Болтая ногами, она висела на огромной высоте, над беспощадно оголенным асфальтом.
Но Флоров не мог к ней подойти: между ними стоял, ухмыляясь, Азерников.
Помощь подоспела, откуда не ждали. Едва Азерников приказал включить блокировку, как Марина словно проснулась. Она озиралась по сторонам с явно ошарашенным видом, будто не понимая, каким образом могла сюда угодить.
Услышав крик о помощи, она наклонилась к девушке и стала ее втаскивать обратно.
— Идиотка, что ты делаешь! — Закричал Азерников, отталкивая жену.
Не теряя времени и практически не защищаясь, Флоров с отчаянием кинулся на него.
Обхватив Азерникова руками, он попытался оттащить его в сторону, но все было тщетно: противник был силен как буйвол.
Но ему удалось добиться, что соперник оставил на время Яну в покое и кинулся на него. Он несколько раз ударил Флорова, но дистанция оказалась слишком мала, и удары, нанесенные без замаха, лишь скользнули по плечам и скулам.
После этого он отпихнул Алика и собирался врезать по настоящему. Флорову хватило бы одного хорошего удара в челюсть, и Азерников, наверное, и убил бы его, если бы оглянувшись, не увидел, как Марина втаскивает Яну наверх. Сразу забыв про Флорова, он шагнул к Марине, грубо обхватил жену снизу за ноги и швырнул через перила.

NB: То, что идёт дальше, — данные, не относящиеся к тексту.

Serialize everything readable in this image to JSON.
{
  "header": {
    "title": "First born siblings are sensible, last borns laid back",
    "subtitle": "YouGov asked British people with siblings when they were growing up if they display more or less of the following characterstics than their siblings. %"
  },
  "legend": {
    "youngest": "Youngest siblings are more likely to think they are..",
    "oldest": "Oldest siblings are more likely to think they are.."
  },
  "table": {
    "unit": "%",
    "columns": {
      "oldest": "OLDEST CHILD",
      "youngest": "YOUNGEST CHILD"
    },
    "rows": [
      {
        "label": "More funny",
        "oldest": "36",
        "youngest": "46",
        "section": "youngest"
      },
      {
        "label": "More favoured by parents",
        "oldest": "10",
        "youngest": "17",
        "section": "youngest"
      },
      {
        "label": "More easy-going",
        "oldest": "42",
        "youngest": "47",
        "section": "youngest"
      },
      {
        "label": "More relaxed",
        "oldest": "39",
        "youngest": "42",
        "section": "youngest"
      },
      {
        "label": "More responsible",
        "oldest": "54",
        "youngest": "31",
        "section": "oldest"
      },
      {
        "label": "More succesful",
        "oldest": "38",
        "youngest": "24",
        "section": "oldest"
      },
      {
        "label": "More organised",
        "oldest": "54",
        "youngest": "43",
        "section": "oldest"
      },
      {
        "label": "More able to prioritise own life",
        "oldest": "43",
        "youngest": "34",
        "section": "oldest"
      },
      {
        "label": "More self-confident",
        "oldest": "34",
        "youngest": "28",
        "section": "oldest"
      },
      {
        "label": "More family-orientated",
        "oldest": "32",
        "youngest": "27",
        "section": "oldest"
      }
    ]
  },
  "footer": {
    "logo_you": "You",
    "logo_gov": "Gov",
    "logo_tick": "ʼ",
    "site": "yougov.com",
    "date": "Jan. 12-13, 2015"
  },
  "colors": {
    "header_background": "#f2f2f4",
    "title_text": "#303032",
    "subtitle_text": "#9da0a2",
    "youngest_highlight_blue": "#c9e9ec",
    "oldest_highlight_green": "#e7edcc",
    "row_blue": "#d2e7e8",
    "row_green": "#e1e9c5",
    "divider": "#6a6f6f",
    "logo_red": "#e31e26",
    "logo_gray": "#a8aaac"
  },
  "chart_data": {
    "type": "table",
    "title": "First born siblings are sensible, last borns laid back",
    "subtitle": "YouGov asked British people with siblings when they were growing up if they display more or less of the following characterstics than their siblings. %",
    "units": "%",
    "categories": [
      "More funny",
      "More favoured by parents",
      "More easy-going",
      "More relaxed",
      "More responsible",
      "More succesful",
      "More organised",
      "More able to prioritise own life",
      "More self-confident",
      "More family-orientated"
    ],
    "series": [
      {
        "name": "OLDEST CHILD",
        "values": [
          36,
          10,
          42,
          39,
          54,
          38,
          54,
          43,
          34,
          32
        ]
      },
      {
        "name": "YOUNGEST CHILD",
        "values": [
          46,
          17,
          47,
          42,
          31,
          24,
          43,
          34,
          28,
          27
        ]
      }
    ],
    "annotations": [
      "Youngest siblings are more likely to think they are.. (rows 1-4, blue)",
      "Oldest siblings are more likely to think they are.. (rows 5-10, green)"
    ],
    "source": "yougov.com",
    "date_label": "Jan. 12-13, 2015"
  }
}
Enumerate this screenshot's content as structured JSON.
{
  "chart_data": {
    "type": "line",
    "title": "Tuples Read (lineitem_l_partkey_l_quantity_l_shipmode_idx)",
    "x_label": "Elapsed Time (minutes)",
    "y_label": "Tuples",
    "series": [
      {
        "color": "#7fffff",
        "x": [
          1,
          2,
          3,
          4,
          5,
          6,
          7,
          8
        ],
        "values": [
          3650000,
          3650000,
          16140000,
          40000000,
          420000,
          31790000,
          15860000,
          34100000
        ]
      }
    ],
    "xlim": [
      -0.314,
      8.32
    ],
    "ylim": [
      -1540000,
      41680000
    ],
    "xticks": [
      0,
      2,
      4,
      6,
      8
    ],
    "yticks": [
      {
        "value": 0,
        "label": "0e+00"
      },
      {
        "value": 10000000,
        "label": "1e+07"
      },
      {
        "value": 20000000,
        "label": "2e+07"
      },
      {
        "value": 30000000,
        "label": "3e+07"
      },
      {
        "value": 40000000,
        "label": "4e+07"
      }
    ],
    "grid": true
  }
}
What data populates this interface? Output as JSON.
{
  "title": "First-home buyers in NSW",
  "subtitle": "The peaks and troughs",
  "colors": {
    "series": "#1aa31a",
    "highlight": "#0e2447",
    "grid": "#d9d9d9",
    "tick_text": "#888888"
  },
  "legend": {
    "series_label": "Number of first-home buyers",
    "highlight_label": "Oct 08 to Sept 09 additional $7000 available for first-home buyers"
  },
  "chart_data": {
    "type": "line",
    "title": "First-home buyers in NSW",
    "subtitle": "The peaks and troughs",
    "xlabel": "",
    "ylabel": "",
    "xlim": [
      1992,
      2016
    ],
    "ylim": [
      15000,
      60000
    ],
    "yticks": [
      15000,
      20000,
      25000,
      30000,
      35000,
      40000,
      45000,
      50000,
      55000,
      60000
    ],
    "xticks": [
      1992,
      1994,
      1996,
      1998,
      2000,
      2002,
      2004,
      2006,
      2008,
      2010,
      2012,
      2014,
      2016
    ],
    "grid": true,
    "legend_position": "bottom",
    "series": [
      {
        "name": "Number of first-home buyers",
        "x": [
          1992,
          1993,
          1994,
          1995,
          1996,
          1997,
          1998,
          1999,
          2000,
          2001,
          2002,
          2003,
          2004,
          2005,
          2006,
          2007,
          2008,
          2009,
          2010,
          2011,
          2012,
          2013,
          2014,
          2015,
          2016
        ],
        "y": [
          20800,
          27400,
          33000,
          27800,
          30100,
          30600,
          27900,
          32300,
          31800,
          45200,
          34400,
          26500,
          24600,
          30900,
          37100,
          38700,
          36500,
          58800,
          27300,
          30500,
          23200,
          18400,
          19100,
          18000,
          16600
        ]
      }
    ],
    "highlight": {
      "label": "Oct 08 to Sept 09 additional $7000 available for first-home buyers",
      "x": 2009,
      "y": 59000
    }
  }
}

На мгновение, показавшееся вечностью, несчастная женщина замерла в воздухе, а потом со страшным криком рухнула вниз. Азерников наклонился, чтобы отцепить руки второй жертве, но тут с Флоровым что-то произошло.
Ненависть ослепила его, и он сделался похож на сорванную с тормозов машину.
Подскочив к убийце, он врезал кулаком в бок на уровне талии. Не пробив с первого раза, бил раз за разом, все глубже, все сильнее.
Азерников взвыл, с выпученными глазами стал оборачиваться, отмахиваясь рукой.
Алик инстинктивно подлез под руку, а потом толкнул что есть силы. Два движения наложились, а вектор был один. В пустоту. Убийца оступился, под колени ему угодил низкий буртик. Азерников аки птица замахал крылами, но это не помогло.
Он раззявил рот, проваливаясь спиной вперед, а на лице не было ничего кроме удивления, как раньше у Быка, он не понимал, как такая тщательно спланированная операция могла сорваться, и почему он не справился с таким сопляком, а потом перевалил через перила, навстречу семнадцати этажам пустоты, чтобы воссоединиться внизу с женой, согласно данной в Загсе клятве.
Но Флорову до этого уже не было никакого дела: он помогал взбираться Яне наверх.